Lexie ran to the Pack, but as she watched the girls beat the man bloody, she started to retreat. She stood in the yard, frozen in uncertainty. Her brain screamed, but her throat refused to follow suit. She was able only to watch the scene unfold as if in a dark dream.
Blythe pulled the man to his feet. Hazel tied a rope lead around his neck, and Blythe yanked him into the forest like a reluctant dog. The Pack walked through the woods, pulling the man behind them and kicking him in the stomach every time he stumbled to his knees. He coughed and cried but did not speak.
Lexie caught up with them, trailing Mitch.

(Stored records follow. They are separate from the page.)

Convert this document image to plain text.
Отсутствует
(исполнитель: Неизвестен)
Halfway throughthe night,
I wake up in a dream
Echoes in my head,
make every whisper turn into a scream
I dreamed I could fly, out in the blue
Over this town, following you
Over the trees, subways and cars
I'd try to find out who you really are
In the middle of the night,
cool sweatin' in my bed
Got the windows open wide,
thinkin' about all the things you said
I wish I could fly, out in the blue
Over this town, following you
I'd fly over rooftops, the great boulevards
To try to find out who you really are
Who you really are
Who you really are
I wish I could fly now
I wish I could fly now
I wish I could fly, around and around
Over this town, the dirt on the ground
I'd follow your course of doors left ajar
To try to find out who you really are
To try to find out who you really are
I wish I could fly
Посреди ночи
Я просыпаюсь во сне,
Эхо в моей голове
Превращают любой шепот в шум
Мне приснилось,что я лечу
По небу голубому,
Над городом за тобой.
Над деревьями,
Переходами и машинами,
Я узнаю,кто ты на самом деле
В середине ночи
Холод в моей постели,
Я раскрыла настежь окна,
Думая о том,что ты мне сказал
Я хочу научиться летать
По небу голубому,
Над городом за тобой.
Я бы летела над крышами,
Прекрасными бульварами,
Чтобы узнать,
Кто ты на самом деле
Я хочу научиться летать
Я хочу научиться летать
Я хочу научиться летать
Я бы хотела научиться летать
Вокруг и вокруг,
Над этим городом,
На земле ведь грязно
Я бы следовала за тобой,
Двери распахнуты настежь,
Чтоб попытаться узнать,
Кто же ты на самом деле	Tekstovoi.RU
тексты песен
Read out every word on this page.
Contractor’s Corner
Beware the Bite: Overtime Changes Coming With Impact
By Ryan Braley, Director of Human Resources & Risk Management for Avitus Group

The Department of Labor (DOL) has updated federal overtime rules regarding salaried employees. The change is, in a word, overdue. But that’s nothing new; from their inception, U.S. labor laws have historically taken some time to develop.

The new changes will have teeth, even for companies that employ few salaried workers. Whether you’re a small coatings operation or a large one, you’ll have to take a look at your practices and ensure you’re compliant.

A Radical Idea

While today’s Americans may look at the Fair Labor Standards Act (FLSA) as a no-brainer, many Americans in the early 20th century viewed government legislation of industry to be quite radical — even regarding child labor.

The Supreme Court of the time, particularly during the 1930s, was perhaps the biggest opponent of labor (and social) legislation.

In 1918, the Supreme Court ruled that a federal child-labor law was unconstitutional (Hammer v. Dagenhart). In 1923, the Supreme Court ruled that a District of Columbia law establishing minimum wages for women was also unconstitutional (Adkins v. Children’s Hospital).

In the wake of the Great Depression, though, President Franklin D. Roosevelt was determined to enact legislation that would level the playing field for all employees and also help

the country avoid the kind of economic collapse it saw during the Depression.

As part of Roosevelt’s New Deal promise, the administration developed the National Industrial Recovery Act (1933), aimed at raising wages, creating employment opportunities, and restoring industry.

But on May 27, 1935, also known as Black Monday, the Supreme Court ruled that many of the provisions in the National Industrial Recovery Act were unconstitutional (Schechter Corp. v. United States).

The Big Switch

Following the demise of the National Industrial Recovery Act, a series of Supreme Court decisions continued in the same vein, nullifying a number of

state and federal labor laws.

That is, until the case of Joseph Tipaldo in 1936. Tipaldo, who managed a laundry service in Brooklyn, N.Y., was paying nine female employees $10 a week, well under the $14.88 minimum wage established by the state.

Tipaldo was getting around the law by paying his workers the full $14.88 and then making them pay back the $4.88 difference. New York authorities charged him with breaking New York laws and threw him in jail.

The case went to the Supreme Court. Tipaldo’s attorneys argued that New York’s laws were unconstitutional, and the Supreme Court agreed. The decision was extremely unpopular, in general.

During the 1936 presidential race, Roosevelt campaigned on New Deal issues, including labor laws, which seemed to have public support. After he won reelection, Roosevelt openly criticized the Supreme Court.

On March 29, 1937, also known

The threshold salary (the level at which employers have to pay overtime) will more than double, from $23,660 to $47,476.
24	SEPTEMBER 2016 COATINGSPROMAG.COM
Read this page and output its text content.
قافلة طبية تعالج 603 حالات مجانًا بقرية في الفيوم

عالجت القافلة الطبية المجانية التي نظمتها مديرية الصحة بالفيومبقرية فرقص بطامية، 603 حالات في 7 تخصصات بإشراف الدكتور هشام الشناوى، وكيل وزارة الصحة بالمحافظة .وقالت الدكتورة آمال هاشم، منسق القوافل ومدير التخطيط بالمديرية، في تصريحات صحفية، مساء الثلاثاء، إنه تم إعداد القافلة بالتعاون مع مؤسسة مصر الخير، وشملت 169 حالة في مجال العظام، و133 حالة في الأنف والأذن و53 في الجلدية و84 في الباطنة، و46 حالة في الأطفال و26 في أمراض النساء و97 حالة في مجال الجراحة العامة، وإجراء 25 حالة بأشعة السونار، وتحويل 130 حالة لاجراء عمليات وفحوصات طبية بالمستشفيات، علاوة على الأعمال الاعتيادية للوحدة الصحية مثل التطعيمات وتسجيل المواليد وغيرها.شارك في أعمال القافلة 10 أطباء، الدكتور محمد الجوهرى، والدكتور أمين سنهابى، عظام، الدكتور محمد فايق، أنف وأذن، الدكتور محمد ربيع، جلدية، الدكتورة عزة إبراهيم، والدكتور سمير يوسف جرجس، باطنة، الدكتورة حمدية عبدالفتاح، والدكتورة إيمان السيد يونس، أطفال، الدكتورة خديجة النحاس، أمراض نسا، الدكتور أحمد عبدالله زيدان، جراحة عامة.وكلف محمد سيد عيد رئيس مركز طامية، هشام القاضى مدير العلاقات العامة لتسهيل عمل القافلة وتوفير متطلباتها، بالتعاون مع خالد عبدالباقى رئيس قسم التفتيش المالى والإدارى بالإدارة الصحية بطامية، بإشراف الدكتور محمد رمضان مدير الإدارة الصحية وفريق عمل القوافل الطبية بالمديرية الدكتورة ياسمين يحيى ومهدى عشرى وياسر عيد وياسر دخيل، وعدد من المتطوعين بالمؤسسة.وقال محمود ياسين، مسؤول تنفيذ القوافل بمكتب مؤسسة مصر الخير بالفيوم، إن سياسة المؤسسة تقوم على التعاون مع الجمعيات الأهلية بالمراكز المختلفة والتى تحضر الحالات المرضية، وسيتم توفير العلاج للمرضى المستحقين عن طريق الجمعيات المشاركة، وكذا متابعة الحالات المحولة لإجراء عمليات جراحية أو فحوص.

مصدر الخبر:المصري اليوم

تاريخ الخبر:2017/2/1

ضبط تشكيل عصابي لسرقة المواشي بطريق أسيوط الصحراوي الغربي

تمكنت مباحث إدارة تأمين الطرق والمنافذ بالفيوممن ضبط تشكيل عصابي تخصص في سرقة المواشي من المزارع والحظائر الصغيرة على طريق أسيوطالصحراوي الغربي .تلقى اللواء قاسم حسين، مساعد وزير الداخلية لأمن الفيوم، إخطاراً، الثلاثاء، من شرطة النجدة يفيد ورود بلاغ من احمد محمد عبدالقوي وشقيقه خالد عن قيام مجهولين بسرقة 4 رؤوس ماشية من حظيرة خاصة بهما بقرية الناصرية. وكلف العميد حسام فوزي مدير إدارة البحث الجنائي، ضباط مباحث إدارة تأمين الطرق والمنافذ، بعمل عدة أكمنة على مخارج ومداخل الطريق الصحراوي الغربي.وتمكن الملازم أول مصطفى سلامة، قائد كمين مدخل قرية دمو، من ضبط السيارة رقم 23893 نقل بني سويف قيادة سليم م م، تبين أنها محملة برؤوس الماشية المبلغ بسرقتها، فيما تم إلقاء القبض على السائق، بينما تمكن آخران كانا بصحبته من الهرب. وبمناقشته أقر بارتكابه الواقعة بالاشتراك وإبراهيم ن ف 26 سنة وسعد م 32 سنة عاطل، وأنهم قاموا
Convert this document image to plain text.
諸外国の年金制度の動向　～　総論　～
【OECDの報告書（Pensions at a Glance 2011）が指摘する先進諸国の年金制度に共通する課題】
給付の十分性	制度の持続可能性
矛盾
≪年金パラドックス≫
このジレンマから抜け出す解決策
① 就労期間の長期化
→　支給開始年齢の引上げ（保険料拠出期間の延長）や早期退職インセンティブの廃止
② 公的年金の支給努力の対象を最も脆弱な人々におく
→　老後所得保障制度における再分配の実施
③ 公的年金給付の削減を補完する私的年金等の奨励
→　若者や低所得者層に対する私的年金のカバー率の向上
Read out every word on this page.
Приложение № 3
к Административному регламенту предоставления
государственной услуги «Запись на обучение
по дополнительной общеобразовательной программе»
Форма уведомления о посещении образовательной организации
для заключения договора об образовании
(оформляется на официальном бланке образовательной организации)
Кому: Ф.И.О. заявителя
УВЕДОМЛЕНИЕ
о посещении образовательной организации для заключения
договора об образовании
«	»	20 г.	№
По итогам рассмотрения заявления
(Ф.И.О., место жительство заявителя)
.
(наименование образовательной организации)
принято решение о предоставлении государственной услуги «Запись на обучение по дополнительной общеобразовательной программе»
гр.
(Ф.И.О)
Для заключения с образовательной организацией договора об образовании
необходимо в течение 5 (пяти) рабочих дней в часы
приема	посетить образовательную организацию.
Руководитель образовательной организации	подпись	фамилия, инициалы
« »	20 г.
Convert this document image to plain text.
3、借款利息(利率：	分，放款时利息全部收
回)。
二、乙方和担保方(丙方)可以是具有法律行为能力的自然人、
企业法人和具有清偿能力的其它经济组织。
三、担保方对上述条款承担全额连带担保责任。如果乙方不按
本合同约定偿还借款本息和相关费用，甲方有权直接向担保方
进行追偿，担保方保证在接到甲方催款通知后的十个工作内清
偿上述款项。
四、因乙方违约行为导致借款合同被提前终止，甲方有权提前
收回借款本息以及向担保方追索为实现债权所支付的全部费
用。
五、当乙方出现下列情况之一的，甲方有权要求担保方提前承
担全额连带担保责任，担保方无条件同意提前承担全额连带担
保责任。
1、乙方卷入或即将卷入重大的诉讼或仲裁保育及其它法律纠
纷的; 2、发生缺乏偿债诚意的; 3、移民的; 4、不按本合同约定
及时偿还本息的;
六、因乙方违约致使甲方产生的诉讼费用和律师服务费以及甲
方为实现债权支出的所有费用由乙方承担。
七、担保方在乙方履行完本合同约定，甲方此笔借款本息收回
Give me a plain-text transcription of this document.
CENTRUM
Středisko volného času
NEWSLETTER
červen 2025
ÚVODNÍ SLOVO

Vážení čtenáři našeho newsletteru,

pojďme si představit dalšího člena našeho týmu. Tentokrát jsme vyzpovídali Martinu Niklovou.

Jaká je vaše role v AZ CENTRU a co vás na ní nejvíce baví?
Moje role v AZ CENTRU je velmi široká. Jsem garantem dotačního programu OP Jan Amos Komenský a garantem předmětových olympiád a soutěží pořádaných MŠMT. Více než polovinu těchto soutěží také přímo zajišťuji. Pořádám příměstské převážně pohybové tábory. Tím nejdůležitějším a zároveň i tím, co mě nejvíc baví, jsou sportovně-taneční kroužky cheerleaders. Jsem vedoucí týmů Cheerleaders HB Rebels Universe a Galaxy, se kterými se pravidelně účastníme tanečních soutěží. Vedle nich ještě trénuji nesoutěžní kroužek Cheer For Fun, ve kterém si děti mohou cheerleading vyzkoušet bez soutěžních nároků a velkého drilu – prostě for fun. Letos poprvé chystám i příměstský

“Mitch,” she pleaded in a whisper. “What are we doing?”
“Shh,” Mitch whispered back. “He can hear everything.”
“But--”
Mitch just shook his head. “Trust us.”
The Pack stopped in the desolate north woods, not far from the Den’s backyard. The gibbous moon shone grey light on forest floor, casting long shadows against a cave, upon which stood a rusty iron door. Corwin opened the door, which protested with an ear-searing creak. Blythe pushed the bound man inside. The cave stank of urine, sweat, and blood. Lexie gagged as the odor hit her. The women filed in and Hazel lit a lantern. Blythe kicked the man in the stomach and he fell to his knees. The hood over his face puckered as his sucked in breath. He coughed and sputtered, gasping at the word “Please.”
Lexie stood with her back pressed against the steel door, her knife’s sheathe digging into her hipbone. She wiped her sweaty hands on her jeans, watching the women’s faces.